This report documents an effort to insert OpenACC directives into the LU (Lower-Upper symmetric Gauss-Seidel) benchmark of NAS Parallel Benchmarks (NPB) using AI coding (LLM) to achieve high-speed execution on NVIDIA GPUs. While we succeeded in parallelizing straightforward sections, verification errors occurred in parts requiring the essential dependency handling of the LU algorithm (sections requiring the Pipeline method), and complete porting was not achieved. Through this trial, we clarified the possibilities and limitations of AI coding, particularly the challenges in porting HPC code requiring advanced parallelization techniques.
The LU benchmark of NAS Parallel Benchmarks (NPB) is a computational kernel that solves three-dimensional compressible Navier-Stokes equations using the Lower-Upper symmetric Gauss-Seidel method. The project objectives are as follows:
- Primary objective: Insert OpenACC directives to achieve high-speed execution on NVIDIA GPUs
- Evaluation metric: Reduction of FIGURE OF MERIT (execution time)

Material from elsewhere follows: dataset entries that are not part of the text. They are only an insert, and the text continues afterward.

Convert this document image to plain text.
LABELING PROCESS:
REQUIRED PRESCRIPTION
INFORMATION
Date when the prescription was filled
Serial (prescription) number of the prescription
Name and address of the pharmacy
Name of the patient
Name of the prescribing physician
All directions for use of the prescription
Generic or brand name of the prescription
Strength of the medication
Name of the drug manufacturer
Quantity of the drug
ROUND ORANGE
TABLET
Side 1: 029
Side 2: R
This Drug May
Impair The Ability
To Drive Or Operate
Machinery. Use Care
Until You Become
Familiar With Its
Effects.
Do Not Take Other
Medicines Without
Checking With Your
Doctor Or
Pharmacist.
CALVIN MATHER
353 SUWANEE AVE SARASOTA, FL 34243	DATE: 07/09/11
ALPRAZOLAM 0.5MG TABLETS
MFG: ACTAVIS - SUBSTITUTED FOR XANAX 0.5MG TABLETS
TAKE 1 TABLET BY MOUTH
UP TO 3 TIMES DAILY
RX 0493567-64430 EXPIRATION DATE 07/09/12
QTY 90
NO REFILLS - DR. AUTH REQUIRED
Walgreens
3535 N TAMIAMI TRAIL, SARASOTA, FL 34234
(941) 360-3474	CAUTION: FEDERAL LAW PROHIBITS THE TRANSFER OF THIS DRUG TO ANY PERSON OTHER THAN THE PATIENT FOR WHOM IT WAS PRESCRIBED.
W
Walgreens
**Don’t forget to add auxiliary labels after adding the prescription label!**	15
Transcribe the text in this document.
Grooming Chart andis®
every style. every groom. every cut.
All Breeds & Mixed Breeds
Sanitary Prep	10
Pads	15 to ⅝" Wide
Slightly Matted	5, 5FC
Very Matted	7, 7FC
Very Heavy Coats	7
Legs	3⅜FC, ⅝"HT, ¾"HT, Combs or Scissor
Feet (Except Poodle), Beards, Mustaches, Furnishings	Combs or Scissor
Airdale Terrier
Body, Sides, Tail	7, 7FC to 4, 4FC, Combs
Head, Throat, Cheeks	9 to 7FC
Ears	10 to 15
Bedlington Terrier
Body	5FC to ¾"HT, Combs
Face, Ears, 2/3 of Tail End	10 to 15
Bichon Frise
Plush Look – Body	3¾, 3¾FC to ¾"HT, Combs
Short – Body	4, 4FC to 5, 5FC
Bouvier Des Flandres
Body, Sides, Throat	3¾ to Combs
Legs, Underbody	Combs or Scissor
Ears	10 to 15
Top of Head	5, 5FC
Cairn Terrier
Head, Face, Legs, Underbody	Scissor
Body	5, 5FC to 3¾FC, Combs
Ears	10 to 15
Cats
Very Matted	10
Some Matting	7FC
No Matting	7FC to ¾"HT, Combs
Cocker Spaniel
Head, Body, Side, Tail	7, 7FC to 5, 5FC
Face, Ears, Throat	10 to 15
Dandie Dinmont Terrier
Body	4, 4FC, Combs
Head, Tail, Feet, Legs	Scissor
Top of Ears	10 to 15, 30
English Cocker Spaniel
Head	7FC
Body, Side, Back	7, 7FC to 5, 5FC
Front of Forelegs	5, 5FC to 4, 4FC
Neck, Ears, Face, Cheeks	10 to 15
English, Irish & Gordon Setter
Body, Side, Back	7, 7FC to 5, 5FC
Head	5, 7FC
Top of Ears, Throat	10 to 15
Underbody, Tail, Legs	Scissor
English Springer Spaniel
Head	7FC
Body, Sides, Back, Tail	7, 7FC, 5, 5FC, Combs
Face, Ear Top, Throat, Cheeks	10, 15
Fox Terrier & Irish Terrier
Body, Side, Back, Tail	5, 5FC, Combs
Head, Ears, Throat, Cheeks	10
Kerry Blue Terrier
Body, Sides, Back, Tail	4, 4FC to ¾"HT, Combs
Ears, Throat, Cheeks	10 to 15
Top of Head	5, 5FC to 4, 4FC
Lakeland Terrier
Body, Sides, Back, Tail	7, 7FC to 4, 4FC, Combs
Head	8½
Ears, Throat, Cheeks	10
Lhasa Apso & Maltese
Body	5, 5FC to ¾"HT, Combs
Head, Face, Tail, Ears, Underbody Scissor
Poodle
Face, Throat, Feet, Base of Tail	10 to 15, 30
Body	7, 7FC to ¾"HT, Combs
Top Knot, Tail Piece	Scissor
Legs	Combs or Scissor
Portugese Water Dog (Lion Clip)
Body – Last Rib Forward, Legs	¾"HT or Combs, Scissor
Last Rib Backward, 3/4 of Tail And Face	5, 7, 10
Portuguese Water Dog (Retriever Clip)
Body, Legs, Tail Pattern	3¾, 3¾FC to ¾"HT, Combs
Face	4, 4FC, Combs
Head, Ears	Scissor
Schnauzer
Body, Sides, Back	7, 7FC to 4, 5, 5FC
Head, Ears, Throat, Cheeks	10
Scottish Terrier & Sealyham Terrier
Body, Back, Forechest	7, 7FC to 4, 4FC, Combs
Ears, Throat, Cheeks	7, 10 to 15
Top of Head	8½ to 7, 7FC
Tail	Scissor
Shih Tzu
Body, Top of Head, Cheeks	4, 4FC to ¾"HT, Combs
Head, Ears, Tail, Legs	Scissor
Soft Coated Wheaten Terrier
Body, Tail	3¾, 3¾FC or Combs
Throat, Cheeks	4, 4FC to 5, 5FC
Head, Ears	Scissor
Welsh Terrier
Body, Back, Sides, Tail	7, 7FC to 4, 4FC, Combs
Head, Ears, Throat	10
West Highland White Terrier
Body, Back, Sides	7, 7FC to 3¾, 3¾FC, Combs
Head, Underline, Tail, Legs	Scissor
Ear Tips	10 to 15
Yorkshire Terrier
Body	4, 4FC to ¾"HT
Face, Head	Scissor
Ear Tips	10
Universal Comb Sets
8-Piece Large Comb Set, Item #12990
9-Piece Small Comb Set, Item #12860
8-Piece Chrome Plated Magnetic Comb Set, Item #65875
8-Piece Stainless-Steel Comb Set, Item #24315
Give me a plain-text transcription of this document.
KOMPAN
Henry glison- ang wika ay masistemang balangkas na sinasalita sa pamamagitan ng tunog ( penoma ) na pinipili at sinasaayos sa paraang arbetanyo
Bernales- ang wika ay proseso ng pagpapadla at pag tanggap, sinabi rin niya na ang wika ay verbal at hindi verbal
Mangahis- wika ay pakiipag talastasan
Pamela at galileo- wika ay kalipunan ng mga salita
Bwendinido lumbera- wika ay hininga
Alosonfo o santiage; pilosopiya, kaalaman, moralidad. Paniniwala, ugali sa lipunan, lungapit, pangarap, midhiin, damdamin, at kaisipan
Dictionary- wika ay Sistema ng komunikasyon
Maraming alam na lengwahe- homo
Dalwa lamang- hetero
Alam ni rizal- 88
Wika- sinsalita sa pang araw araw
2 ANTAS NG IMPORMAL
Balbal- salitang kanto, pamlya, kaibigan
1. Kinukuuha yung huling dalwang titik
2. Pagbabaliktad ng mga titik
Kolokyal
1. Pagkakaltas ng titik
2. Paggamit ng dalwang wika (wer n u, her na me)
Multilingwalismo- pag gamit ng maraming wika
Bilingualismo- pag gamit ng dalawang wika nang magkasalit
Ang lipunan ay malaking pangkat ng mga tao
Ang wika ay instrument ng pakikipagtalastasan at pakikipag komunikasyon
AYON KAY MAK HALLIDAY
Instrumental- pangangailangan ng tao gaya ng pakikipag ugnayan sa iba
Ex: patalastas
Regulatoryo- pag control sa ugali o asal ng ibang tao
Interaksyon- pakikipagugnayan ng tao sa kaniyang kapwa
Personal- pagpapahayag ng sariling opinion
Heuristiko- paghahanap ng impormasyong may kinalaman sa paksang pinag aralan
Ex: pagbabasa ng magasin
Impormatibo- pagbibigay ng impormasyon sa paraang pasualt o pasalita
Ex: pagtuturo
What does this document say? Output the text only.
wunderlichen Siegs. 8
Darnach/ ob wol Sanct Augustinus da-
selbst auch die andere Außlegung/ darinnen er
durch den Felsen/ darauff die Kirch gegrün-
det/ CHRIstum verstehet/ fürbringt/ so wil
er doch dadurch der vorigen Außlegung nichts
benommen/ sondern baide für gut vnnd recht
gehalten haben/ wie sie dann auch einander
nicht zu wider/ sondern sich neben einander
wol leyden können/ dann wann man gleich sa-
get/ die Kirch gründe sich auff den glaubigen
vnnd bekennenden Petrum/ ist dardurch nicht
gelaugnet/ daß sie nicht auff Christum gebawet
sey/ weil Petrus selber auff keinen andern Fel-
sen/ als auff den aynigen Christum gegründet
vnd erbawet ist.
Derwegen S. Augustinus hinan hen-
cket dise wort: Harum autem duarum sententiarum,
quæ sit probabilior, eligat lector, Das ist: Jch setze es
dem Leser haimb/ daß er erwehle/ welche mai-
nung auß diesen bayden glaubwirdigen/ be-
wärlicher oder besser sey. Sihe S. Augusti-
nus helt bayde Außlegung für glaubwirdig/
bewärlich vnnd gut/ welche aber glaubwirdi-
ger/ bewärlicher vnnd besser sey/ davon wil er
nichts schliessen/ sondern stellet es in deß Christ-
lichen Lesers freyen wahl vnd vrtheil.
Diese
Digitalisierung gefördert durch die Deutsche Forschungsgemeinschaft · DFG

- Constraint: Maintain numerical correctness (Verification Successful)
LLM:
- Claude Code, Sonnet 4.5
Target code:
- NAS Parallel Benchmarks 3.3.1 LU
- Approximately 3,000 lines of code written in Fortran 77/90
- Uses SSOR (Symmetric Successive Over-Relaxation) algorithm
Execution environment:
- Compiler: nvfortran (NVIDIA HPC SDK)
- Compilation flags:
-O3 -acc -gpu=cc89 -Minfo=accel - GPU: Compute Capability 8.9 (NVIDIA L40S, 48GB GDDR6)
- Benchmark class: A (grid size 64×64×64)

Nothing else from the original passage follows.